In this tutorial, we train an OpenCV Cascade Classifier entirely on Windows to detect objects in a video game in real-time. Making your own Haar Cascade isn't complicated, but it can be a lot of work. This project is a great intro for beginners to Machine Learning. I'll explain the basics of Machine Learning, and walk you through the implementation of training and using your own model for computer vision in Python.
Grab the code on GitHub: https://github.com/learncodebygaming/opencv_tutorials
Official tutorial on training a Cascade Classifier: https://docs.opencv.org/4.2.0/dc/d88/tutorial_traincascade.html
Official tutorial on using a Cascade Classifier: https://docs.opencv.org/4.2.0/db/d28/tutorial_cascade_classifier.html
Installing OpenCV 3.4 on Windows: https://docs.opencv.org/3.4.11/d3/d52/tutorial_windows_install.html
Normally when we program something, like when we write a function (for example), we expect certain inputs (like the parameters in our function).
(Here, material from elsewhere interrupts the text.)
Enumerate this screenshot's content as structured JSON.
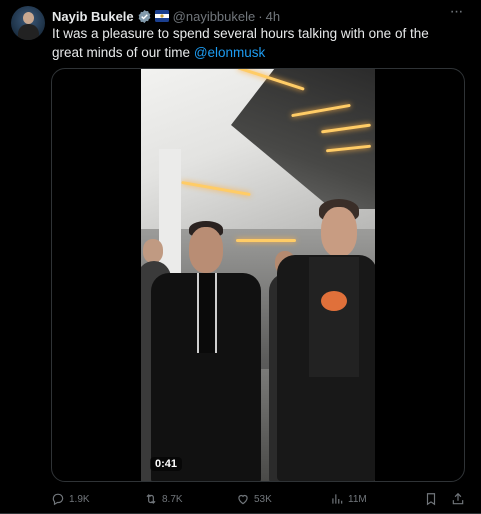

And then at the end we'll end up with some output (like the return part of a function). And in the middle, to get from the input to the output, we write some logic (if statements, loops, all that stuff).
With Machine Learning it's exactly the same, except that middle part is replaced by a Machine Learning model. So with Machine Learning you're not writing any of your own logic anymore, instead you're trusting this mysterious dark jumble of multi-dimensional calculus to transform your inputs into your desired output.
And at first your model won't know how to do... what you want it to do. Its output will be no better than random guesses. To get the output we want, we must first train our model. We do that by showing it lots of input examples, and for each example we tell the model what we want the output to be. Once it has seen enough examples, a well trained model will be able to accurately predict what the output should be given some new set of inputs.
That's the super summarized version of how all Machine Learning works.
In our case, our input is going to be screenshot images from the video game we're playing. And the output we want is a list of rectangles that identify the objects we're trying to detect. And fortunately for us, OpenCV's Cascade Classifiers are designed to do exactly that.
OpenCV actually comes with two types of Cascade Classifiers: Haar and LBP. Haar is generally more accurate, while LBP is generally faster to train. And if you're not already aware, training these models can take a really long time: like hours or days is pretty common. I'm going to be focusing on Haar, but it's easy to switch if you want to give LBP a try.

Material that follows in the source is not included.